An international team led by researchers at the Okinawa Institute of Science and Technology Graduate University (OIST) used cutting-edge imaging to capture a protein pump working in real-time. The findings revealed how bacteria send proteins out of the cell, a mechanism linked to bacterial pathogenesis and biofilm formation. Bacterial secretion systems are also of interest in biotechnology and medicine, as they can be used to deliver therapeutic proteins to specific target cells.

Gram-negative bacteria are able to send out proteins through their outer membranes via a large molecular machine known as the type II secretion system (T2SS). This pump is composed of approximately 15 protein components that work together like a syringe, allowing bacteria to send out effector proteins into their surroundings.

"Using cryo-electron microscopy, we were able to image this multi-protein assembly, called the secretin, at the molecular level. The secretin forms the channel that the effector proteins are ejected through," explained Dr. Daniel Depo, first author on the paper and a postdoctoral scholar at OIST.
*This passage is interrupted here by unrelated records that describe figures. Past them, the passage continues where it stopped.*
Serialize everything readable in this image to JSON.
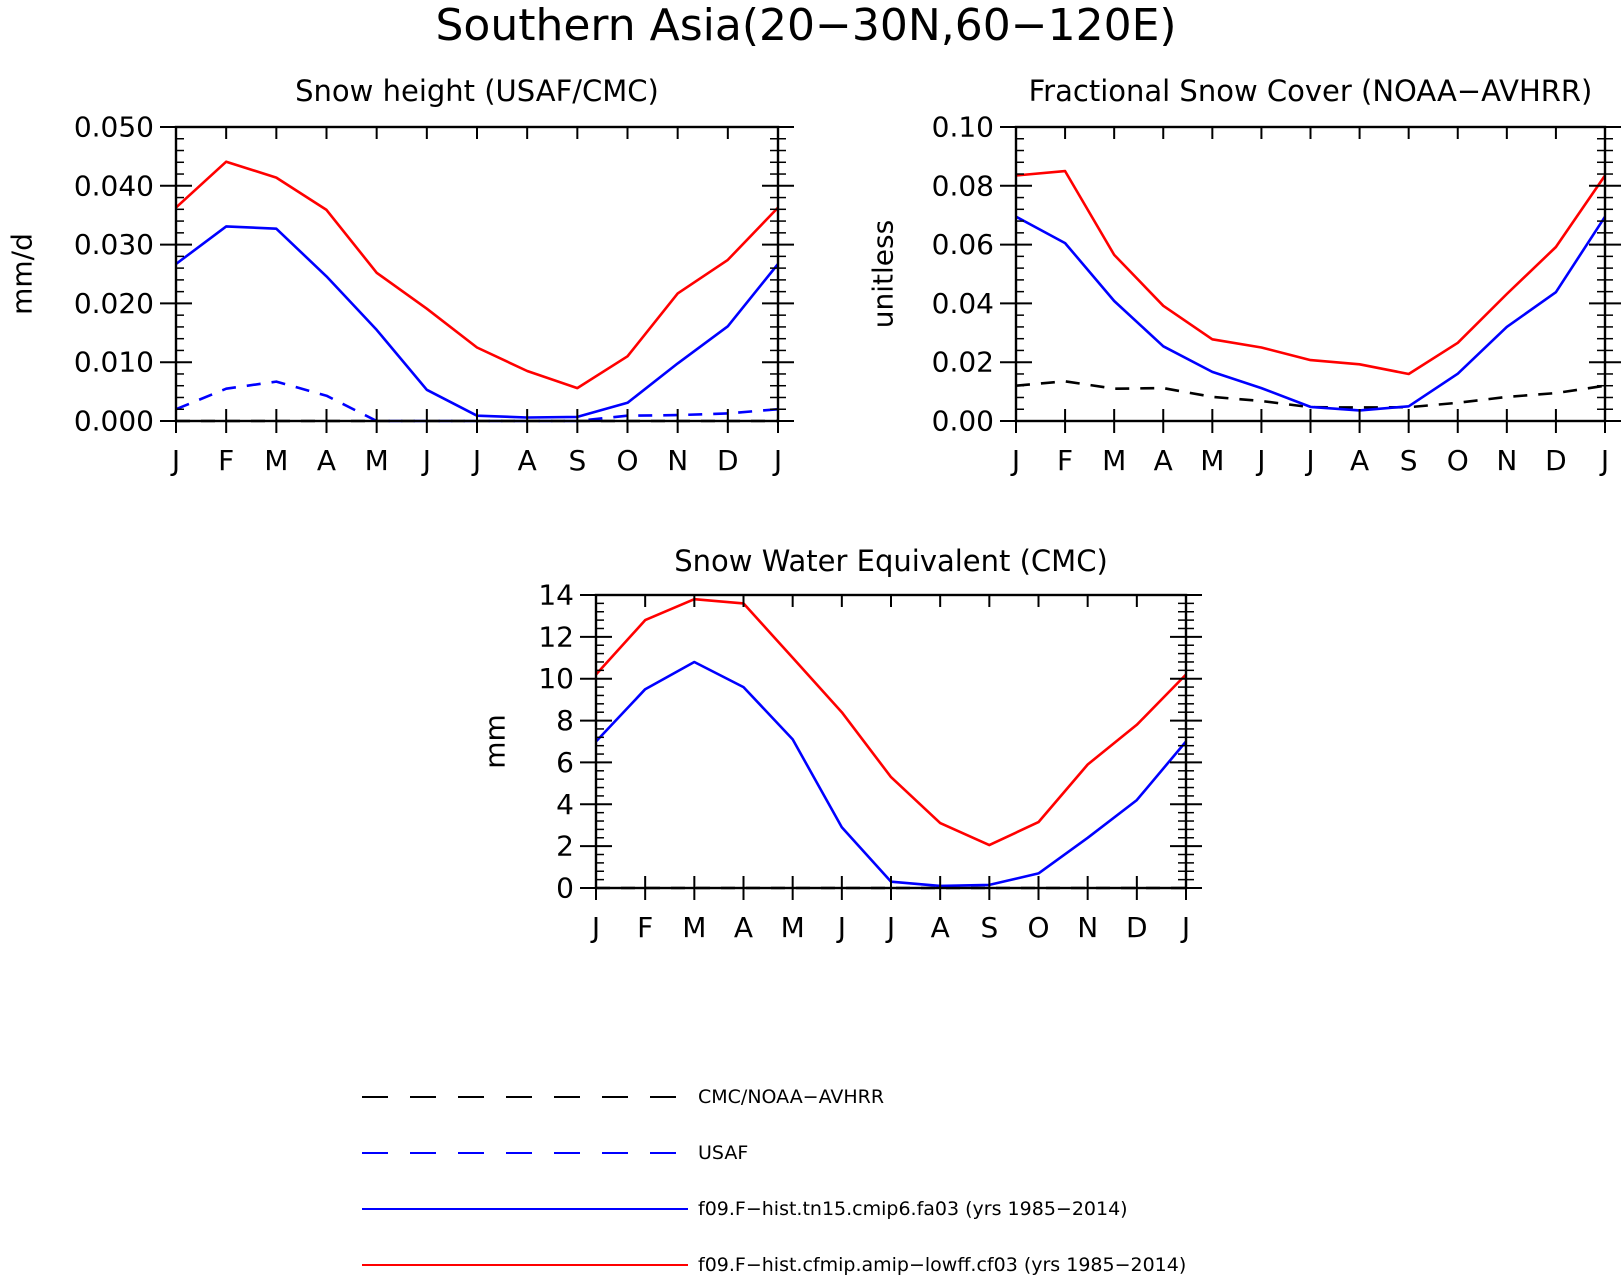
{
  "title": "Southern Asia(20−30N,60−120E)",
  "months": [
    "J",
    "F",
    "M",
    "A",
    "M",
    "J",
    "J",
    "A",
    "S",
    "O",
    "N",
    "D",
    "J"
  ],
  "colors": {
    "model_fa03": "#0000ff",
    "model_cf03": "#ff0000",
    "obs_black": "#000000",
    "obs_usaf": "#0000ff"
  },
  "legend": [
    {
      "label": "CMC/NOAA−AVHRR",
      "color": "#000000",
      "dash": true
    },
    {
      "label": "USAF",
      "color": "#0000ff",
      "dash": true
    },
    {
      "label": "f09.F−hist.tn15.cmip6.fa03 (yrs 1985−2014)",
      "color": "#0000ff",
      "dash": false
    },
    {
      "label": "f09.F−hist.cfmip.amip−lowff.cf03 (yrs 1985−2014)",
      "color": "#ff0000",
      "dash": false
    }
  ],
  "chart_data": [
    {
      "type": "line",
      "title": "Snow height (USAF/CMC)",
      "ylabel": "mm/d",
      "ylim": [
        0,
        0.05
      ],
      "yticks": [
        "0.000",
        "0.010",
        "0.020",
        "0.030",
        "0.040",
        "0.050"
      ],
      "x": [
        "J",
        "F",
        "M",
        "A",
        "M",
        "J",
        "J",
        "A",
        "S",
        "O",
        "N",
        "D",
        "J"
      ],
      "series": [
        {
          "name": "CMC/NOAA−AVHRR",
          "color": "#000000",
          "dash": true,
          "values": [
            0,
            0,
            0,
            0,
            0,
            0,
            0,
            0,
            0,
            0,
            0,
            0,
            0
          ]
        },
        {
          "name": "USAF",
          "color": "#0000ff",
          "dash": true,
          "values": [
            0.002,
            0.0055,
            0.0067,
            0.0043,
            0.0,
            0.0,
            0.0,
            0.0,
            0.0,
            0.0009,
            0.001,
            0.0013,
            0.002
          ]
        },
        {
          "name": "f09.F−hist.tn15.cmip6.fa03 (yrs 1985−2014)",
          "color": "#0000ff",
          "dash": false,
          "values": [
            0.0267,
            0.0331,
            0.0327,
            0.0246,
            0.0155,
            0.0053,
            0.0009,
            0.0006,
            0.0007,
            0.0031,
            0.0098,
            0.0161,
            0.0267
          ]
        },
        {
          "name": "f09.F−hist.cfmip.amip−lowff.cf03 (yrs 1985−2014)",
          "color": "#ff0000",
          "dash": false,
          "values": [
            0.0363,
            0.0441,
            0.0414,
            0.0359,
            0.0252,
            0.0191,
            0.0125,
            0.0085,
            0.0056,
            0.011,
            0.0217,
            0.0274,
            0.0363
          ]
        }
      ]
    },
    {
      "type": "line",
      "title": "Fractional Snow Cover (NOAA−AVHRR)",
      "ylabel": "unitless",
      "ylim": [
        0,
        0.1
      ],
      "yticks": [
        "0.00",
        "0.02",
        "0.04",
        "0.06",
        "0.08",
        "0.10"
      ],
      "x": [
        "J",
        "F",
        "M",
        "A",
        "M",
        "J",
        "J",
        "A",
        "S",
        "O",
        "N",
        "D",
        "J"
      ],
      "series": [
        {
          "name": "CMC/NOAA−AVHRR",
          "color": "#000000",
          "dash": true,
          "values": [
            0.012,
            0.0135,
            0.011,
            0.0112,
            0.0082,
            0.0068,
            0.0047,
            0.0046,
            0.0047,
            0.0062,
            0.0082,
            0.0095,
            0.012
          ]
        },
        {
          "name": "f09.F−hist.tn15.cmip6.fa03 (yrs 1985−2014)",
          "color": "#0000ff",
          "dash": false,
          "values": [
            0.0695,
            0.0605,
            0.0408,
            0.0254,
            0.0167,
            0.0112,
            0.0048,
            0.0036,
            0.005,
            0.0161,
            0.032,
            0.0438,
            0.0695
          ]
        },
        {
          "name": "f09.F−hist.cfmip.amip−lowff.cf03 (yrs 1985−2014)",
          "color": "#ff0000",
          "dash": false,
          "values": [
            0.0835,
            0.085,
            0.0565,
            0.0392,
            0.0278,
            0.025,
            0.0207,
            0.0193,
            0.016,
            0.0266,
            0.0432,
            0.0592,
            0.0835
          ]
        }
      ]
    },
    {
      "type": "line",
      "title": "Snow Water Equivalent (CMC)",
      "ylabel": "mm",
      "ylim": [
        0,
        14
      ],
      "yticks": [
        "0",
        "2",
        "4",
        "6",
        "8",
        "10",
        "12",
        "14"
      ],
      "x": [
        "J",
        "F",
        "M",
        "A",
        "M",
        "J",
        "J",
        "A",
        "S",
        "O",
        "N",
        "D",
        "J"
      ],
      "series": [
        {
          "name": "CMC/NOAA−AVHRR",
          "color": "#000000",
          "dash": true,
          "values": [
            0,
            0,
            0,
            0,
            0,
            0,
            0,
            0,
            0,
            0,
            0,
            0,
            0
          ]
        },
        {
          "name": "f09.F−hist.tn15.cmip6.fa03 (yrs 1985−2014)",
          "color": "#0000ff",
          "dash": false,
          "values": [
            7.0,
            9.5,
            10.8,
            9.6,
            7.1,
            2.9,
            0.3,
            0.1,
            0.15,
            0.7,
            2.4,
            4.2,
            7.0
          ]
        },
        {
          "name": "f09.F−hist.cfmip.amip−lowff.cf03 (yrs 1985−2014)",
          "color": "#ff0000",
          "dash": false,
          "values": [
            10.2,
            12.8,
            13.8,
            13.6,
            11.0,
            8.4,
            5.3,
            3.1,
            2.05,
            3.15,
            5.9,
            7.8,
            10.2
          ]
        }
      ]
    }
  ]
}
One of the challenges of imaging biological structures is keeping them as close as possible to their native state. This is especially important for protein complexes like the secretin, which are dynamic structures constantly undergoing conformational changes.

"What makes our study different from previous ones is that we imaged the secretin as it functions, in a process called cryo-trapping," said Dr. Depo. "This approach allows us to capture a series of snapshots throughout the different steps of the secretion cycle."

The scientists used a combination of imaging techniques, including single-particle cryo-EM and high-speed atomic force microscopy to capture the structure and function of the secretin. The results revealed how the secretin forms a gated channel and how it interacts with effector proteins to enable the efficient secretion of proteins out of the cell.

"The mechanism of protein secretion in gram-negative bacteria has been studied for decades," said Professor James Hurley, senior author on the paper and head of OIST's Molecular Cryo-Imaging Facility. "This secretion process plays an important role in the way that bacteria interact with their surroundings, such as causing disease in plants or animals. By understanding the mechanisms at the molecular level, we hope to gain insight into new strategies for developing drugs to inhibit these processes."

This research, published in Nature Communications, opens up new avenues for understanding the structure and function of the T2SS and will aid in the ongoing development of novel therapeutic strategies targeting the secretion pathway.